Ich sage das in Zeiten, in denen wir uns dringender denn je Gedanken darüber machen müssen, wie wir das Vertrauen in die Politik wieder zurückgewinnen.

[Torsten Schneider (SPD): Rote Linien! Habe ich gelesen von Ihrem Landesvorsitzenden! – Senator Czaja: Viel Spaß!]

Liebe SPD und auch lieber Michael Müller! Wirklich etwas gewinnen würden die Berlinerinnen und Berliner, wenn Sie hier ohne Wenn und Aber sagen würden, dass Sie dafür sorgen, dass kein weiterer Cent mehr an Steuergeld in den BER gepumpt wird,

[Beifall bei den GRÜNEN – Lars Oberg (SPD): Was? – Weitere Zurufe von der SPD und der CDU]

und dass wir stattdessen gemeinsam mit den Zukunftsinvestitionen ernst machen: für neue Fahrradwege, sichere Straßen, gute Kitas, Schulen und Krankenhäuser, für eine moderne Stadt, wie sie Berlin verdient hat.

[Torsten Schneider (SPD): Sagen Sie mal etwas zur Gebührenfreiheit in den Kitas!]

Zur Gebührenfreiheit, lieber Herr Schneider: Wir stehen zu dem Grundsatz, dass starke Schultern in einer Gesellschaft auch mehr tragen müssen. Die Sozialdemokratie scheint sich davon ja verabschiedet zu haben.

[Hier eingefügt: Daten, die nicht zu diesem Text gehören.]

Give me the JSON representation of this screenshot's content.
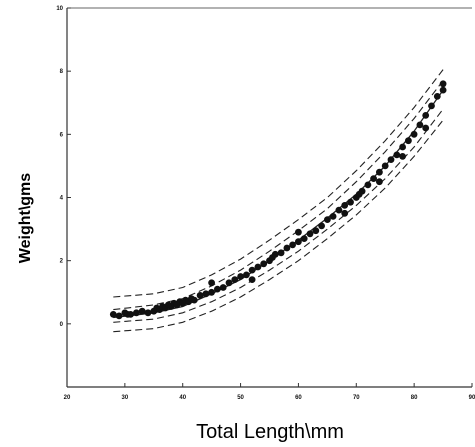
{
  "chart_data": {
    "type": "scatter",
    "title": "",
    "xlabel": "Total Length\\mm",
    "ylabel": "Weight\\gms",
    "xlim": [
      20,
      90
    ],
    "ylim": [
      -2,
      10
    ],
    "x_ticks": [
      20,
      30,
      40,
      50,
      60,
      70,
      80,
      90
    ],
    "y_ticks": [
      0,
      2,
      4,
      6,
      8,
      10
    ],
    "x_tick_labels": [
      "20",
      "30",
      "40",
      "50",
      "60",
      "70",
      "80",
      "90"
    ],
    "y_tick_labels": [
      "0",
      "2",
      "4",
      "6",
      "8",
      "10"
    ],
    "grid": false,
    "legend": "none",
    "colors": {
      "points": "#111111",
      "curves": "#222222",
      "axis": "#333333"
    },
    "fit_curve": {
      "style": "solid",
      "x": [
        28,
        35,
        40,
        45,
        50,
        55,
        60,
        65,
        70,
        75,
        80,
        85
      ],
      "y": [
        0.2,
        0.35,
        0.55,
        0.95,
        1.4,
        2.0,
        2.65,
        3.35,
        4.1,
        5.0,
        6.1,
        7.4
      ]
    },
    "confidence_band": {
      "style": "dashed",
      "upper": {
        "x": [
          28,
          35,
          40,
          45,
          50,
          55,
          60,
          65,
          70,
          75,
          80,
          85
        ],
        "y": [
          0.45,
          0.6,
          0.8,
          1.2,
          1.7,
          2.3,
          2.95,
          3.65,
          4.5,
          5.45,
          6.5,
          7.7
        ]
      },
      "lower": {
        "x": [
          28,
          35,
          40,
          45,
          50,
          55,
          60,
          65,
          70,
          75,
          80,
          85
        ],
        "y": [
          0.05,
          0.15,
          0.35,
          0.7,
          1.15,
          1.7,
          2.3,
          3.0,
          3.75,
          4.6,
          5.6,
          6.8
        ]
      }
    },
    "prediction_band": {
      "style": "dashed",
      "upper": {
        "x": [
          28,
          35,
          40,
          45,
          50,
          55,
          60,
          65,
          70,
          75,
          80,
          85
        ],
        "y": [
          0.85,
          0.95,
          1.15,
          1.55,
          2.05,
          2.65,
          3.3,
          4.0,
          4.85,
          5.8,
          6.85,
          8.05
        ]
      },
      "lower": {
        "x": [
          28,
          35,
          40,
          45,
          50,
          55,
          60,
          65,
          70,
          75,
          80,
          85
        ],
        "y": [
          -0.25,
          -0.15,
          0.05,
          0.4,
          0.85,
          1.4,
          2.0,
          2.7,
          3.45,
          4.3,
          5.3,
          6.45
        ]
      }
    },
    "points": [
      [
        28,
        0.3
      ],
      [
        29,
        0.25
      ],
      [
        30,
        0.35
      ],
      [
        30.5,
        0.3
      ],
      [
        31,
        0.3
      ],
      [
        32,
        0.35
      ],
      [
        33,
        0.4
      ],
      [
        34,
        0.35
      ],
      [
        35,
        0.4
      ],
      [
        35.5,
        0.5
      ],
      [
        36,
        0.45
      ],
      [
        36.5,
        0.55
      ],
      [
        37,
        0.5
      ],
      [
        37.5,
        0.6
      ],
      [
        38,
        0.55
      ],
      [
        38.5,
        0.65
      ],
      [
        39,
        0.6
      ],
      [
        39.5,
        0.7
      ],
      [
        40,
        0.65
      ],
      [
        40.5,
        0.75
      ],
      [
        41,
        0.7
      ],
      [
        41.5,
        0.8
      ],
      [
        42,
        0.75
      ],
      [
        43,
        0.9
      ],
      [
        44,
        0.95
      ],
      [
        45,
        1.0
      ],
      [
        46,
        1.1
      ],
      [
        47,
        1.15
      ],
      [
        48,
        1.3
      ],
      [
        49,
        1.4
      ],
      [
        50,
        1.5
      ],
      [
        51,
        1.55
      ],
      [
        52,
        1.7
      ],
      [
        53,
        1.8
      ],
      [
        54,
        1.9
      ],
      [
        55,
        2.0
      ],
      [
        55.5,
        2.1
      ],
      [
        56,
        2.2
      ],
      [
        57,
        2.25
      ],
      [
        58,
        2.4
      ],
      [
        59,
        2.5
      ],
      [
        60,
        2.6
      ],
      [
        61,
        2.7
      ],
      [
        62,
        2.85
      ],
      [
        63,
        2.95
      ],
      [
        64,
        3.1
      ],
      [
        65,
        3.3
      ],
      [
        66,
        3.4
      ],
      [
        67,
        3.6
      ],
      [
        68,
        3.75
      ],
      [
        69,
        3.85
      ],
      [
        70,
        4.0
      ],
      [
        70.5,
        4.1
      ],
      [
        71,
        4.2
      ],
      [
        72,
        4.4
      ],
      [
        73,
        4.6
      ],
      [
        74,
        4.8
      ],
      [
        75,
        5.0
      ],
      [
        76,
        5.2
      ],
      [
        77,
        5.35
      ],
      [
        78,
        5.6
      ],
      [
        79,
        5.8
      ],
      [
        80,
        6.0
      ],
      [
        81,
        6.3
      ],
      [
        82,
        6.6
      ],
      [
        83,
        6.9
      ],
      [
        84,
        7.2
      ],
      [
        85,
        7.4
      ],
      [
        45,
        1.3
      ],
      [
        52,
        1.4
      ],
      [
        60,
        2.9
      ],
      [
        68,
        3.5
      ],
      [
        74,
        4.5
      ],
      [
        78,
        5.3
      ],
      [
        82,
        6.2
      ],
      [
        85,
        7.6
      ]
    ]
  }
}
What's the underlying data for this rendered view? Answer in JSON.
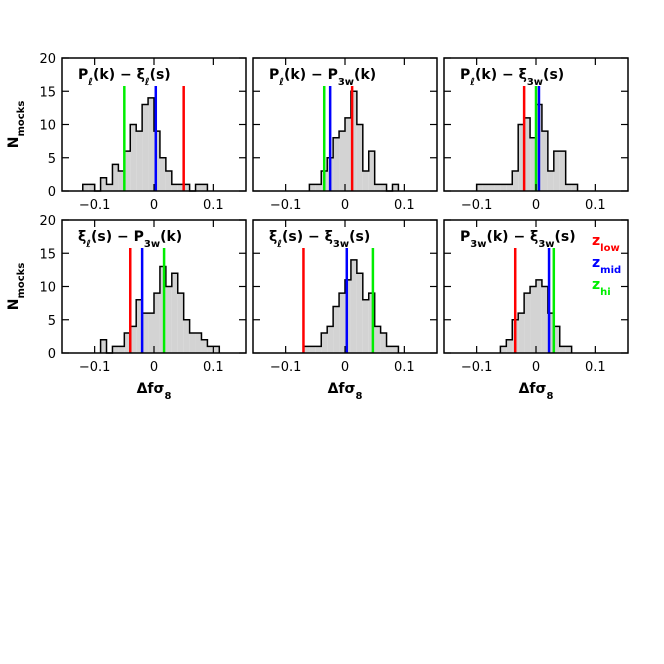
{
  "chart_data": [
    {
      "type": "histogram",
      "title": [
        "P",
        "ℓ",
        "(k) − ξ",
        "ℓ",
        "(s)"
      ],
      "ylabel": [
        "N",
        "mocks"
      ],
      "bins": [
        -0.12,
        -0.11,
        -0.1,
        -0.09,
        -0.08,
        -0.07,
        -0.06,
        -0.05,
        -0.04,
        -0.03,
        -0.02,
        -0.01,
        0,
        0.01,
        0.02,
        0.03,
        0.04,
        0.05,
        0.06,
        0.07,
        0.08,
        0.09
      ],
      "counts": [
        1,
        1,
        0,
        2,
        1,
        4,
        3,
        6,
        10,
        9,
        13,
        14,
        9,
        5,
        3,
        1,
        1,
        1,
        0,
        1,
        1
      ],
      "color": "#d3d3d3",
      "series": [
        {
          "color": "#00ee00",
          "values": [
            -0.05
          ]
        },
        {
          "color": "#0000ff",
          "values": [
            0.003
          ]
        },
        {
          "color": "#ff0000",
          "values": [
            0.05
          ]
        }
      ],
      "xlim": [
        -0.155,
        0.155
      ],
      "ylim": [
        0,
        20
      ],
      "yticks": [
        0,
        5,
        10,
        15,
        20
      ],
      "xticks": [
        {
          "value": -0.1,
          "label": "−0.1"
        },
        0,
        0.1
      ]
    },
    {
      "type": "histogram",
      "title": [
        "P",
        "ℓ",
        "(k) − P",
        "3w",
        "(k)"
      ],
      "bins": [
        -0.06,
        -0.05,
        -0.04,
        -0.03,
        -0.02,
        -0.01,
        0,
        0.01,
        0.02,
        0.03,
        0.04,
        0.05,
        0.06,
        0.07,
        0.08,
        0.09
      ],
      "counts": [
        1,
        1,
        3,
        5,
        8,
        9,
        11,
        15,
        10,
        3,
        6,
        1,
        1,
        0,
        1
      ],
      "color": "#d3d3d3",
      "series": [
        {
          "color": "#00ee00",
          "values": [
            -0.035
          ]
        },
        {
          "color": "#0000ff",
          "values": [
            -0.025
          ]
        },
        {
          "color": "#ff0000",
          "values": [
            0.012
          ]
        }
      ],
      "xlim": [
        -0.155,
        0.155
      ],
      "ylim": [
        0,
        20
      ],
      "yticks": [
        0,
        5,
        10,
        15,
        20
      ],
      "xticks": [
        {
          "value": -0.1,
          "label": "−0.1"
        },
        0,
        0.1
      ]
    },
    {
      "type": "histogram",
      "title": [
        "P",
        "ℓ",
        "(k) − ξ",
        "3w",
        "(s)"
      ],
      "bins": [
        -0.1,
        -0.09,
        -0.08,
        -0.07,
        -0.06,
        -0.05,
        -0.04,
        -0.03,
        -0.02,
        -0.01,
        0,
        0.01,
        0.02,
        0.03,
        0.04,
        0.05,
        0.06,
        0.07
      ],
      "counts": [
        1,
        1,
        1,
        1,
        1,
        1,
        3,
        10,
        11,
        8,
        13,
        9,
        3,
        6,
        6,
        1,
        1
      ],
      "color": "#d3d3d3",
      "series": [
        {
          "color": "#ff0000",
          "values": [
            -0.02
          ]
        },
        {
          "color": "#00ee00",
          "values": [
            0
          ]
        },
        {
          "color": "#0000ff",
          "values": [
            0.005
          ]
        }
      ],
      "xlim": [
        -0.155,
        0.155
      ],
      "ylim": [
        0,
        20
      ],
      "yticks": [
        0,
        5,
        10,
        15,
        20
      ],
      "xticks": [
        {
          "value": -0.1,
          "label": "−0.1"
        },
        0,
        0.1
      ]
    },
    {
      "type": "histogram",
      "title": [
        "ξ",
        "ℓ",
        "(s) − P",
        "3w",
        "(k)"
      ],
      "ylabel": [
        "N",
        "mocks"
      ],
      "xlabel": [
        "Δfσ",
        "8"
      ],
      "bins": [
        -0.09,
        -0.08,
        -0.07,
        -0.06,
        -0.05,
        -0.04,
        -0.03,
        -0.02,
        -0.01,
        0,
        0.01,
        0.02,
        0.03,
        0.04,
        0.05,
        0.06,
        0.07,
        0.08,
        0.09,
        0.1,
        0.11
      ],
      "counts": [
        2,
        0,
        1,
        1,
        3,
        4,
        8,
        6,
        6,
        9,
        13,
        10,
        12,
        9,
        5,
        3,
        3,
        2,
        1,
        1
      ],
      "color": "#d3d3d3",
      "series": [
        {
          "color": "#ff0000",
          "values": [
            -0.04
          ]
        },
        {
          "color": "#0000ff",
          "values": [
            -0.02
          ]
        },
        {
          "color": "#00ee00",
          "values": [
            0.017
          ]
        }
      ],
      "xlim": [
        -0.155,
        0.155
      ],
      "ylim": [
        0,
        20
      ],
      "yticks": [
        0,
        5,
        10,
        15,
        20
      ],
      "xticks": [
        {
          "value": -0.1,
          "label": "−0.1"
        },
        0,
        0.1
      ]
    },
    {
      "type": "histogram",
      "title": [
        "ξ",
        "ℓ",
        "(s) − ξ",
        "3w",
        "(s)"
      ],
      "xlabel": [
        "Δfσ",
        "8"
      ],
      "bins": [
        -0.07,
        -0.06,
        -0.05,
        -0.04,
        -0.03,
        -0.02,
        -0.01,
        0,
        0.01,
        0.02,
        0.03,
        0.04,
        0.05,
        0.06,
        0.07,
        0.08,
        0.09
      ],
      "counts": [
        1,
        1,
        1,
        3,
        4,
        7,
        9,
        11,
        14,
        12,
        8,
        9,
        4,
        3,
        1,
        1
      ],
      "color": "#d3d3d3",
      "series": [
        {
          "color": "#ff0000",
          "values": [
            -0.07
          ]
        },
        {
          "color": "#0000ff",
          "values": [
            0.003
          ]
        },
        {
          "color": "#00ee00",
          "values": [
            0.047
          ]
        }
      ],
      "xlim": [
        -0.155,
        0.155
      ],
      "ylim": [
        0,
        20
      ],
      "yticks": [
        0,
        5,
        10,
        15,
        20
      ],
      "xticks": [
        {
          "value": -0.1,
          "label": "−0.1"
        },
        0,
        0.1
      ]
    },
    {
      "type": "histogram",
      "title": [
        "P",
        "3w",
        "(k) − ξ",
        "3w",
        "(s)"
      ],
      "xlabel": [
        "Δfσ",
        "8"
      ],
      "bins": [
        -0.06,
        -0.05,
        -0.04,
        -0.03,
        -0.02,
        -0.01,
        0,
        0.01,
        0.02,
        0.03,
        0.04,
        0.05,
        0.06
      ],
      "counts": [
        1,
        2,
        5,
        6,
        9,
        10,
        11,
        10,
        6,
        4,
        1,
        1
      ],
      "color": "#d3d3d3",
      "series": [
        {
          "name": [
            "z",
            "low"
          ],
          "color": "#ff0000",
          "values": [
            -0.035
          ]
        },
        {
          "name": [
            "z",
            "mid"
          ],
          "color": "#0000ff",
          "values": [
            0.022
          ]
        },
        {
          "name": [
            "z",
            "hi"
          ],
          "color": "#00ee00",
          "values": [
            0.03
          ]
        }
      ],
      "xlim": [
        -0.155,
        0.155
      ],
      "ylim": [
        0,
        20
      ],
      "yticks": [
        0,
        5,
        10,
        15,
        20
      ],
      "xticks": [
        {
          "value": -0.1,
          "label": "−0.1"
        },
        0,
        0.1
      ]
    }
  ]
}
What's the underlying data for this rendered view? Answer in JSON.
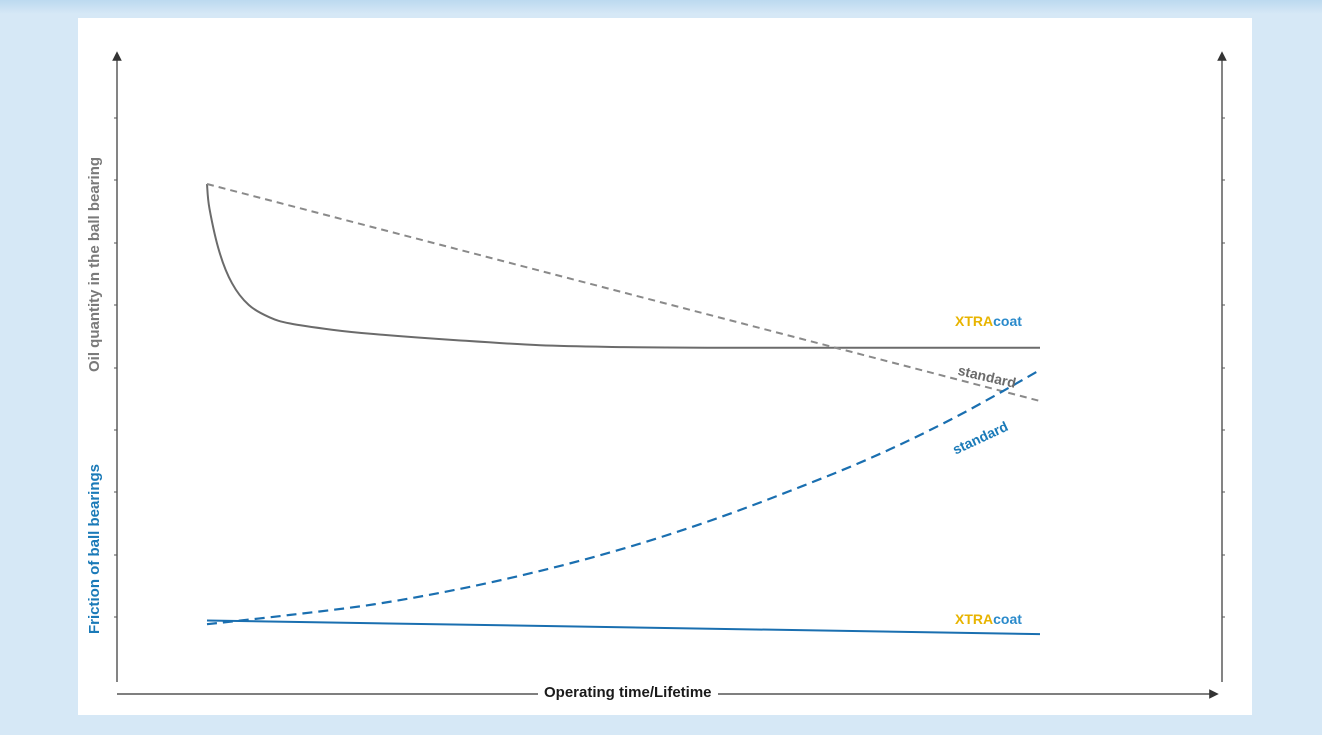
{
  "chart_data": {
    "type": "line",
    "title": "",
    "xlabel": "Operating time/Lifetime",
    "ylabel_left_top": "Oil quantity in the ball bearing",
    "ylabel_left_bottom": "Friction of ball bearings",
    "x_range": [
      0,
      100
    ],
    "y_range": [
      0,
      100
    ],
    "axes": {
      "ticks_numeric": false,
      "grid": false,
      "arrows": true,
      "right_axis": true
    },
    "series": [
      {
        "name": "XTRAcoat",
        "group": "oil",
        "style": "solid",
        "color": "#6b6b6b",
        "x": [
          0,
          0.3,
          1.5,
          3,
          5,
          7.5,
          10,
          15,
          20,
          30,
          40,
          50,
          60,
          70,
          80,
          90,
          100
        ],
        "y": [
          80,
          76,
          69,
          64,
          60.5,
          58.5,
          57.5,
          56.5,
          55.8,
          54.8,
          54.0,
          53.7,
          53.6,
          53.6,
          53.6,
          53.6,
          53.6
        ]
      },
      {
        "name": "standard",
        "group": "oil",
        "style": "dashed",
        "color": "#8a8a8a",
        "x": [
          0,
          100
        ],
        "y": [
          80,
          45
        ]
      },
      {
        "name": "standard",
        "group": "friction",
        "style": "dashed",
        "color": "#1a6fb0",
        "x": [
          0,
          10,
          20,
          30,
          40,
          50,
          60,
          70,
          80,
          90,
          100
        ],
        "y": [
          9,
          10.5,
          12.2,
          14.6,
          17.6,
          21.2,
          25.5,
          30.5,
          36.0,
          42.5,
          50
        ]
      },
      {
        "name": "XTRAcoat",
        "group": "friction",
        "style": "solid",
        "color": "#1a6fb0",
        "x": [
          0,
          100
        ],
        "y": [
          9.6,
          7.4
        ]
      }
    ],
    "annotations": {
      "xtra_part": "XTRA",
      "coat_part": "coat",
      "standard": "standard"
    }
  },
  "colors": {
    "gray_series": "#6b6b6b",
    "blue_series": "#1a6fb0",
    "xtra_yellow": "#e8b400",
    "coat_blue": "#2a8acb",
    "background": "#d6e8f6"
  }
}
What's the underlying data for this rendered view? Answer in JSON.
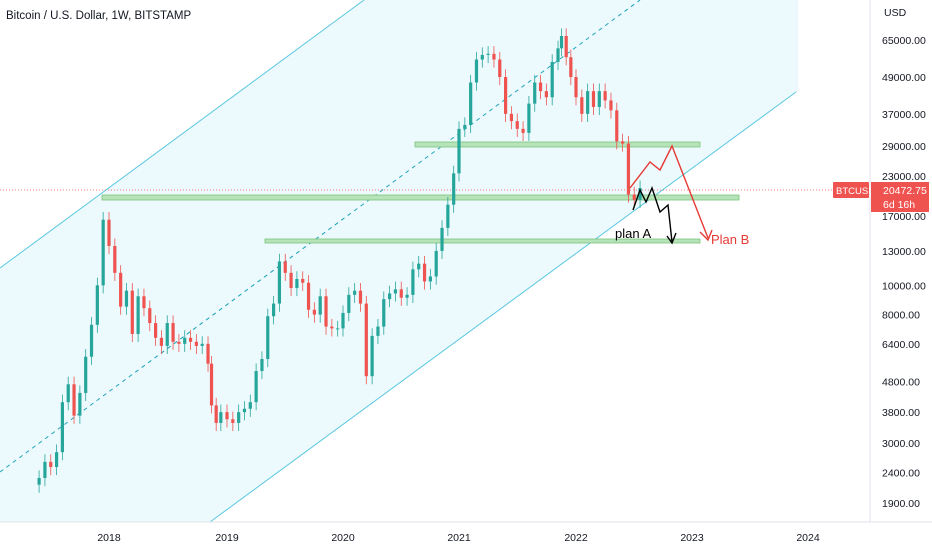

[Starker Beifall bei den GRÜNEN – Torsten Schneider (SPD): Das ist aber eine rote Linie, Frau Pop!]

Ich kann Ihnen nur sagen: Wir müssen uns mit unseren Vorschlägen für eine lebenswerte Stadt und bezahlbare Mieten in der wachsenden Stadt nicht verstecken. Wie man heute noch die verstaubte Diskussion Pappel gegen Wohnungsbau gegen uns anzetteln kann, ist mir wahrlich ein Rätsel, denn wenn es um Wohnungsbau geht, lieber Herr Geisel, werden wir mit der Pappel allemal schneller fertig als Sie mit Ex-Senator Strieder.

[Beifall bei den GRÜNEN]

Ich muss es Ihnen sagen: Nicht SPD, CDU oder Linkspartei, sondern wir Grünen waren die Ersten, die hier im Haus für mehr Mieterschutz und Investitionen in den sozialen Wohnungsbau gestritten haben. In den Bezirken, in denen die Grünen Verantwortung tragen, gibt es heute die meisten Milieuschutzgebiete

[Torsten Schneider (SPD): Oh, mein Gott!]

und es wurde dort in den vergangenen Jahren auch am meisten gebaut.

[Beifall bei den GRÜNEN – Heiko Melzer (CDU): Es herrscht doch das reinste Chaos in den Bezirken!]

Wir sagen aber auch: Neubau ist gut, es reicht allein aber nicht aus, wenn Bagger für den Wohnungsbau rollen. Wir brauchen durchmischte und lebendige Quartiere, das, was die Menschen sich wünschen, damit auch weiter Familien in der Stadt leben können, wenn sie ihr zweites oder drittes Kind bekommen. Dafür werden wir Grüne sorgen und in den nächsten zehn Jahren mindestens 50 neue Schulen in Berlin bauen.

[Beifall bei den GRÜNEN – Sven Rissmann (CDU): Nächsten zehn Jahre? – Zuruf von Torsten Schneider (SPD) – Zuruf: Wo denn?]

Auch der ÖPNV muss mit der Bevölkerung wachsen, der Energieverbrauch und der CO2-Ausstoß sollten es hingegen nicht. Oder sind wir inzwischen die Einzigen, die Berlins Klimaschutzvorgaben überhaupt noch erfüllen möchten?

[Torsten Schneider (SPD): Das ist ja abenteuerlich!]

Das ist die Antwort der SPD zum Thema Klimaschutz: „abenteuerlich“! – Vielen Dank!

[Torsten Schneider (SPD): Nee! Das ist der Kommentar zu Ihrer Forderung!]